Diary of Events

On November 20th, a Peasant’s Congress met at Moscow. There were 300 delegates including several women. Their main demands were for a Constituent Assembly and Nationalization of the land. Sixty followers of Tolstoy were present, and most of the delegates spoke for revolution by peaceful means. Yet on November 27th they were all arrested.

On November 26th, a serious mutiny broke out in the army and fleet at Sevastopol, under the leadership of Lieutenant Schmidt, who had already been expelled from the navy as a Socialist. For a few days the Government suffered panic, but the mutiny was put down without much difficulty.

On November 28th, the post and telegraph hands struck at Moscow for the right of union. The strike extended through the service and paralysed business and Government action. The average wage of the assistants was £5 a month.

CHAPTER III
FATHER GAPON AGAIN

The morning of December 4th was damp and misty, but from an early hour crowds of working people were standing in the slushy snow outside the queer old arrangement of two or three huge sheds which is known as “Salt Town.” It is across the Fontanka canal from the School of Engineers, not very far from the two churches that commemorate the murder of two Tsars. I suppose it has been used at some time or other as a depôt for a Government salt monopoly, and so received its name. In ordinary peaceful years, it now serves as a suitable place for military lectures and engineering experiments such as trained the Russian officers for their overwhelming defeats. But in the stir of revolution, popular meetings of every kind assembled there, because its gaunt white walls and iron roofs would hold such large crowds of work-people under cover, and it supplied accommodation for the coats and goloshes of the intellectual.

I had already attended an immense all-night meeting there to denounce the Government for encouraging the priests and hooligans in their slaughter of the Jews. That very morning of December 4th the school teachers were assembled in one of the halls to discuss whether they too should strike and claim the right of union. But the main interest of the day was centred in the other large hall, where the followers of Father Gapon—the men who had appealed in procession to the Tsar himself on the 22nd of January before—were now gathering together for the first time since that childlike appeal had been answered by massacre.

The meeting was called for ten o’clock in the morning, either to elude the police or to save the expense of light. A Russian meeting is, I think, very seldom less than an hour late, because the Russians are by nature a courteous people, and it is obviously impolite to begin before every one who wishes to come has had a chance of being in time. But long before eleven there was not standing room for another soul, and fifteen hundred men and women were waiting with that inexhaustible Russian patience. Their pallid faces, many of them grim with hunger, looked spectral under the dim twilight of a Russian morning, as I watched them turned upwards in silence to the platform.

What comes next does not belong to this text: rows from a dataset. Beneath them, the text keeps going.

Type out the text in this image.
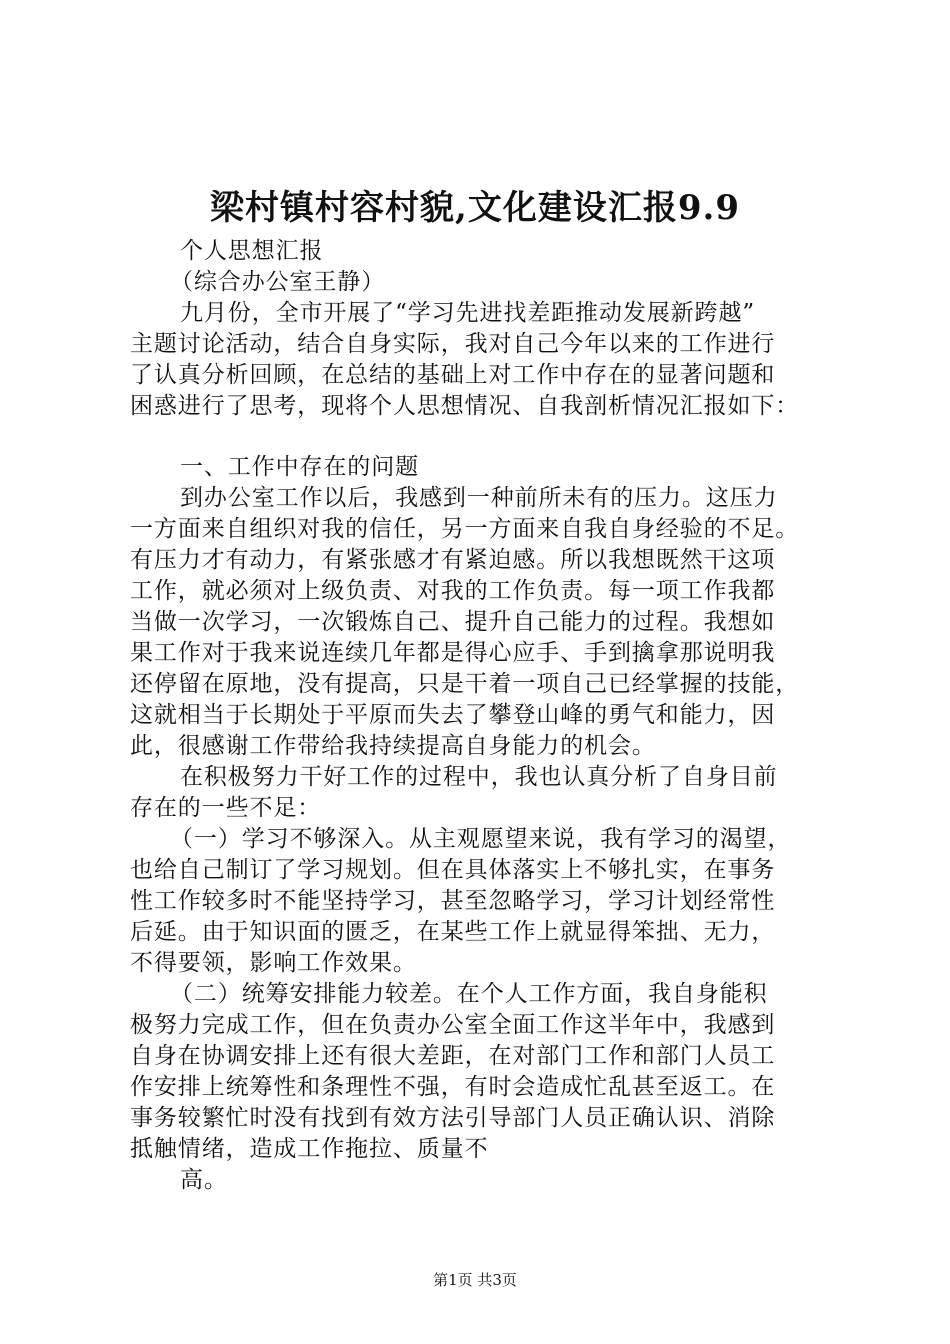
梁村镇村容村貌,文化建设汇报9.9
个人思想汇报
（综合办公室王静）
九月份，全市开展了“学习先进找差距推动发展新跨越”
主题讨论活动，结合自身实际，我对自己今年以来的工作进行
了认真分析回顾，在总结的基础上对工作中存在的显著问题和
困惑进行了思考，现将个人思想情况、自我剖析情况汇报如下：
一、工作中存在的问题
到办公室工作以后，我感到一种前所未有的压力。这压力
一方面来自组织对我的信任，另一方面来自我自身经验的不足。
有压力才有动力，有紧张感才有紧迫感。所以我想既然干这项
工作，就必须对上级负责、对我的工作负责。每一项工作我都
当做一次学习，一次锻炼自己、提升自己能力的过程。我想如
果工作对于我来说连续几年都是得心应手、手到擒拿那说明我
还停留在原地，没有提高，只是干着一项自己已经掌握的技能，
这就相当于长期处于平原而失去了攀登山峰的勇气和能力，因
此，很感谢工作带给我持续提高自身能力的机会。
在积极努力干好工作的过程中，我也认真分析了自身目前
存在的一些不足：
（一）学习不够深入。从主观愿望来说，我有学习的渴望，
也给自己制订了学习规划。但在具体落实上不够扎实，在事务
性工作较多时不能坚持学习，甚至忽略学习，学习计划经常性
后延。由于知识面的匮乏，在某些工作上就显得笨拙、无力，
不得要领，影响工作效果。
（二）统筹安排能力较差。在个人工作方面，我自身能积
极努力完成工作，但在负责办公室全面工作这半年中，我感到
自身在协调安排上还有很大差距，在对部门工作和部门人员工
作安排上统筹性和条理性不强，有时会造成忙乱甚至返工。在
事务较繁忙时没有找到有效方法引导部门人员正确认识、消除
抵触情绪，造成工作拖拉、质量不
高。
第1页 共3页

Two whispered rumours were going round. One that the Social Democrats intended to break up the meeting; the other, that Father Gapon was not coming after all, and both rumours were almost unique among the rumours I have heard in wars and revolutions, for both were true.

At last the meeting was called upon to declare whom it would have for chairman, and one great shout went up for “Barashoff.” I do not know who Barashoff was, or how he had gained the confidence of the work-people, but his election was at once taken to prove that the Social Democrats present were comparatively few. He came forward—a middle-aged, reddish-bearded man, with no apparent gift of voice or influence—and I do not know what has become of him since, or what prison received him. But there he stood beside me on the platform and announced to the meeting that first they would sing the Hymn of the Fallen, in honour to the victims of that Bloody Sunday when last they had met together.